Wilhelm seufzt. »Scheinbar habe ich kein besonders gutes Pokerface. Ja, da ist etwas, das ich dir nicht vorenthalten möchte.« Er kratzt sich verlegen an der Augenbraue und in diesem Moment erinnert er mich so sehr an Sten, dass es wehtut. Rasch blicke ich weg.
Als hätte ich ihn mit meinen Gedanken heraufbeschworen, sagt Wilhelm: »Mein Sohn wird auch da sein. Ich habe von eurem... Zerwürfnis gehört. Es tut mir sehr leid, denn ich bin nicht unschuldig daran. Auf mich ist er gerade auch nicht gut zu sprechen. Aber ich möchte nicht weiter darauf eingehen, außer du willst darüber reden?«
Entschieden schüttle ich den Kopf.
»Das dachte ich mir bereits. Wie dem auch sei, Sten wird auch anwesend sein. Ich hoffe sehr, Florentina, dass dich das nicht davon abhalten wird, an der Gala teilzunehmen?«
Ich öffne schon den Mund, um ihm zu sagen, dass ich dadurch in der Tat nicht teilnehmen möchte... doch dann überlege ich es mir anders. »Äh, nein, ich würde trotzdem gern dabei sein.«
»Sehr schön, das freut mich.«
Wir verabschieden uns fürs Erste voneinander und ich mache mich an die Arbeit.

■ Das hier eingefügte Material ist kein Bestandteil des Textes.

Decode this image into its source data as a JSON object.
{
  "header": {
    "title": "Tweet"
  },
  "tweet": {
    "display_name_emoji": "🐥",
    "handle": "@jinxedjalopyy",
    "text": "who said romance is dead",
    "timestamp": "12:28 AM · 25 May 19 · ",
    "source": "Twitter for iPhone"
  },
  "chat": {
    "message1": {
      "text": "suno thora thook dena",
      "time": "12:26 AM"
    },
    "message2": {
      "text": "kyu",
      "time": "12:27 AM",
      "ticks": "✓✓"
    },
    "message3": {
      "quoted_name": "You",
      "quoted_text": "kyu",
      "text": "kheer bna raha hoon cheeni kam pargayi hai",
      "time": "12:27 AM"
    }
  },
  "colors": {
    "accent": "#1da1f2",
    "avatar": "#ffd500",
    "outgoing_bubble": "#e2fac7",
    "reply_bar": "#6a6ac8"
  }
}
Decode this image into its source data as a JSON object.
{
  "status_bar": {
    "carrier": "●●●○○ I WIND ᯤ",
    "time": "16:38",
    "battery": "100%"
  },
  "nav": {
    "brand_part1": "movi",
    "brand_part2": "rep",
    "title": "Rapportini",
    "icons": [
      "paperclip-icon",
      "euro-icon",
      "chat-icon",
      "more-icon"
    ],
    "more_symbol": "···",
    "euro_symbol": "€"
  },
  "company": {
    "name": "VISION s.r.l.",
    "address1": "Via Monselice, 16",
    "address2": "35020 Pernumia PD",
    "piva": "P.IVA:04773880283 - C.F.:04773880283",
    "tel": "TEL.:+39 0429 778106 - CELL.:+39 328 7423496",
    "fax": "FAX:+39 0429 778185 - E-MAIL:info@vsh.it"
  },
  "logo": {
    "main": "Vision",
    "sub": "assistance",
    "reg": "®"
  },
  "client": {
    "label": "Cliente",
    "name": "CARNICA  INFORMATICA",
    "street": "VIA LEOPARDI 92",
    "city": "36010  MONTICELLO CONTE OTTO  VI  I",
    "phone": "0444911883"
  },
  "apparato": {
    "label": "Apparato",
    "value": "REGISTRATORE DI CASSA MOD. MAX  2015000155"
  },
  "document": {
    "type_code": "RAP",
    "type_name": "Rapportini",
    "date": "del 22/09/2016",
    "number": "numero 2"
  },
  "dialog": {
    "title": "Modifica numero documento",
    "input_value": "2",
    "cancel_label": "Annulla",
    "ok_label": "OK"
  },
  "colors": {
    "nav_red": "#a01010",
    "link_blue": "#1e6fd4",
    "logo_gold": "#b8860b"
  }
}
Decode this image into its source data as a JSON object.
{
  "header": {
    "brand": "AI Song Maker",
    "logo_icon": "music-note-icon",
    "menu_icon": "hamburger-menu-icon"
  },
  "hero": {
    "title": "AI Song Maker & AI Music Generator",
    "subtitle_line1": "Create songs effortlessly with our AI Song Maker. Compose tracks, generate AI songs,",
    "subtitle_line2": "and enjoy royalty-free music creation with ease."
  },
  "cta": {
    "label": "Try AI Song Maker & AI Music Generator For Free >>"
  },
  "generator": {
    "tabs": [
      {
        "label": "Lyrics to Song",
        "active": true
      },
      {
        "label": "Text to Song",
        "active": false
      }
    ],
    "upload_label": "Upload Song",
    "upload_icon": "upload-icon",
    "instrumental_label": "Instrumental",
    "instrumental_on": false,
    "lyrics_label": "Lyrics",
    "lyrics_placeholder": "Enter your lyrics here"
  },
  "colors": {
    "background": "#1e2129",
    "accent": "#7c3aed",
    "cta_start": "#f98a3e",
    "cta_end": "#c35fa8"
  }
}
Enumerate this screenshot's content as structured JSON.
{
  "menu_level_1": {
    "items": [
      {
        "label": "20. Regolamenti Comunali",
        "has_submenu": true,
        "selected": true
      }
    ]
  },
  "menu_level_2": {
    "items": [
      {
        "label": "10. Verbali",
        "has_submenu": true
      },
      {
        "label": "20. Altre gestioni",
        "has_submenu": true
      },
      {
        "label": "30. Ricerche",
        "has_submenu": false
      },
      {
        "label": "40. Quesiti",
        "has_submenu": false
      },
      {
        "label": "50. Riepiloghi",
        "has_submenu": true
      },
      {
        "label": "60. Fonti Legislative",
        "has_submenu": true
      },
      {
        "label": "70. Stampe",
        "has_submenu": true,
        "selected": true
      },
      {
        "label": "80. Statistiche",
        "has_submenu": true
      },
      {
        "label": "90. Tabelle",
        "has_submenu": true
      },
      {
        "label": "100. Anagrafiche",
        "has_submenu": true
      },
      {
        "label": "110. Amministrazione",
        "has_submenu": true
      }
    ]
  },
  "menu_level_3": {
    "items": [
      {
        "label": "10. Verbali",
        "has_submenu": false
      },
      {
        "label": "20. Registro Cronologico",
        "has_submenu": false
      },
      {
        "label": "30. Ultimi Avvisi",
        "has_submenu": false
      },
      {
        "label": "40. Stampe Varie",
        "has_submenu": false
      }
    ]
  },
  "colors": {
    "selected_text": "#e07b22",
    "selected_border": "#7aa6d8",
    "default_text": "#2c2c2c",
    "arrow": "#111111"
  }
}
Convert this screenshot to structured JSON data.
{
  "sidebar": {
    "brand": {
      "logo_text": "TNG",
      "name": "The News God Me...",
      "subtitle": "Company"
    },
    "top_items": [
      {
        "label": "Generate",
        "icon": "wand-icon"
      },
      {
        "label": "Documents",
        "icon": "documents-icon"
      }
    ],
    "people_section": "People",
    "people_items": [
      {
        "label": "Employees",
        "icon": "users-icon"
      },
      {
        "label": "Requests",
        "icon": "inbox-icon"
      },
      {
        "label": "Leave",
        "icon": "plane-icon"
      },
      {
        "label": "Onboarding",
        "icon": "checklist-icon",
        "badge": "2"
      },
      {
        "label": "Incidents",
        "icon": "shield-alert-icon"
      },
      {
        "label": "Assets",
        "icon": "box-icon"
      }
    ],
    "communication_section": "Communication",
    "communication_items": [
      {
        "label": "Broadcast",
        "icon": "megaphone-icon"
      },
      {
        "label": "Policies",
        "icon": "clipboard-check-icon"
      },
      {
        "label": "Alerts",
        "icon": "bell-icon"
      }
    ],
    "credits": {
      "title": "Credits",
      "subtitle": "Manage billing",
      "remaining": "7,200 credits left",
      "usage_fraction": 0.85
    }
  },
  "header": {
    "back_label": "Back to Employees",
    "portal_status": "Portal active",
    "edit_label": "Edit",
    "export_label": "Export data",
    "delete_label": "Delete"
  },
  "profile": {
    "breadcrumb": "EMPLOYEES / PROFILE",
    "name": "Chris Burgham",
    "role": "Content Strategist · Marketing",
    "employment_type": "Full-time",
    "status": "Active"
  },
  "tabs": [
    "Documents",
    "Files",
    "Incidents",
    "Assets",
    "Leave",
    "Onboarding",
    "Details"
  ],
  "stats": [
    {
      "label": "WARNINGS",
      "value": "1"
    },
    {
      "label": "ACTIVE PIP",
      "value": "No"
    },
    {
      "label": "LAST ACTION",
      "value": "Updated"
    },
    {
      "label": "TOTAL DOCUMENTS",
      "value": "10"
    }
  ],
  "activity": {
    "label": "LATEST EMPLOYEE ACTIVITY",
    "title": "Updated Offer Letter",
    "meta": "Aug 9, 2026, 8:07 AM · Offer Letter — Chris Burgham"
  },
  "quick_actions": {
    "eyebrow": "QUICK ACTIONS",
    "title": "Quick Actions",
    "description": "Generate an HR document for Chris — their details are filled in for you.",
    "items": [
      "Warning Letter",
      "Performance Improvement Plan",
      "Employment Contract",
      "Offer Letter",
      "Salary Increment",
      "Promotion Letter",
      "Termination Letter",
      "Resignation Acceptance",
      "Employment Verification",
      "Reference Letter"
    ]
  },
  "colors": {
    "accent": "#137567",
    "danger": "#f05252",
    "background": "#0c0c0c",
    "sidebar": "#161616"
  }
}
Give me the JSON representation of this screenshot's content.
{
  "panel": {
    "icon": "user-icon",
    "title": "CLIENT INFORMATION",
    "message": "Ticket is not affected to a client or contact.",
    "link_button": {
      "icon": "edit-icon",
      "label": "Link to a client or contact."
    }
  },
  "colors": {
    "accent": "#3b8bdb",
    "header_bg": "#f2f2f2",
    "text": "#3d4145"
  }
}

Während ich den Esstisch abwische, hänge ich meinen (etwas düsteren) Gedanken nach. Ich werde nicht zulassen, dass diese Sache mit Sten mich davon abhält, Spaß zu haben! Dann werde ich ihn eben den Abend über ignorieren, was ist schon dabei?
Ich verstehe, dass ich falsch gehandelt und sein Vertrauen missbraucht habe... aber ehrlich gesagt, finde ich es im Nachhinein auch verdammt unverschämt von ihm, mit mir befreundet sein zu wollen ohne den Teil mit der Beziehung.
Es ist die bequemste Lösung. Er müsste sich nicht von mir verabschieden, aber auch kein Risiko eingehen. Zumindest sehe ich das so.
Wer weiß, vielleicht bin ich da auch einfach nur falsch abgebogen und im Unrecht. Vielleicht hat auch keiner von uns beiden recht oder unrecht.
Auf jeden Fall spüre ich durch diese überwältigende Traurigkeit Wut hindurchschimmern. Eine willkommene Abwechslung.